21 FEB, 2024

(INDIANAPOLIS, IN)  In 2004, Alpha Epsilon Pi International Fraternity (AEPi), the world’s largest and leading Jewish college fraternity, launched a partnership with Gift of Life Marrow Registry to raise awareness among college students about the life-saving potential of bone marrow transplants. The program has now resulted in more than 18,000 swabs, 750 matches and nearly 90 transplants.

“Chai times 1,000 swabs is a milestone that AEPi is very proud of,” said Rob Derdiger, AEPi’s Chief Executive Officer. “The value of Tikkun Olam – healing the world – is at the forefront of AEPi’s mission to develop the future leaders of the Jewish community. In these difficult times for Jews on campus, redoubling our efforts to make the world a better place is even more critical.”

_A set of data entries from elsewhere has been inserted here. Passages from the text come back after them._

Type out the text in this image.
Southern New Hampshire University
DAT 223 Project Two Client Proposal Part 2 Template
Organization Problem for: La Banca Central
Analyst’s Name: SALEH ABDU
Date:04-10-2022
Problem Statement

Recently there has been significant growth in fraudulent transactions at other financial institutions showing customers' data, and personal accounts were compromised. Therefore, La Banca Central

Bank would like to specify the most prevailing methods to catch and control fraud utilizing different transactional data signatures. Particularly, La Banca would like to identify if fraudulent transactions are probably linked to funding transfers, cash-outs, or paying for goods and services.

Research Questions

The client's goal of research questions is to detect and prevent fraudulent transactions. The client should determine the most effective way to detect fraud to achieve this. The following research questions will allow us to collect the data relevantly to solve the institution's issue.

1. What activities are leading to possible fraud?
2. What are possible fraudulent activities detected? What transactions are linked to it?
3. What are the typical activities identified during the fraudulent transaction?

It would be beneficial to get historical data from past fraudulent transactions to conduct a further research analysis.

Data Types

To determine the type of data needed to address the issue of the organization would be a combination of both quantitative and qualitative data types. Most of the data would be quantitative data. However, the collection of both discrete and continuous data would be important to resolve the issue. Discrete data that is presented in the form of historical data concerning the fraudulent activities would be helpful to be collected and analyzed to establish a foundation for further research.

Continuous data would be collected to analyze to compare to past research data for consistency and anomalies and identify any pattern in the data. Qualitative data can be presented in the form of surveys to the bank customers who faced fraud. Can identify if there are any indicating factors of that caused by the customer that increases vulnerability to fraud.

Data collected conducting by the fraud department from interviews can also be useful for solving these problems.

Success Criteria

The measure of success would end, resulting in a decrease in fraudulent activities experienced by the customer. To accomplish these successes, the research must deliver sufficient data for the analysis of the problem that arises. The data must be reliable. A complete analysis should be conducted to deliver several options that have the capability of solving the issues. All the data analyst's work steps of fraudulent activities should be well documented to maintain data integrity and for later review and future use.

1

“We are thrilled to share the meaningful milestone of 18,000 donors who have joined the registry at drives held by AEPi,” said Jay Feinberg, Chief Executive Officer of Gift of Life and AEPi Brother. “Our two organizations have been partners since 2004, and this year marks two decades of working together on the incredible mitzvot of saving lives. We are very thankful for every Brother who has stepped up to help educate others and run donor recruitment drives to give patients the hope of a second chance at life. Gift of Life is excited to embark on our next decade of partnership with AEPi.”

Over the years, AEPi undergraduates have promoted Gift of Life with on-campus events, meeting with fellow students to discuss bone marrow transplants and the need to get swabbed and asking fellow students to get swabbed and enter the bone marrow donation database. Of the more than 18,000 students who have entered the database as a result of AEPi Brothers’ efforts, at least 753 have matched with those who are serious ill and in need. Of those matches, 89 lives have been saved as a result of AEPi’s swabbing and awareness programs.

“In the Talmud, it is said that ‘Whoever saves a single life is considered to have saved the whole world.’ We are exceptionally proud of our undergraduate members who have taken on this challenge and had the opportunity to save hundreds of lives. This is leadership in action,” said Derdiger.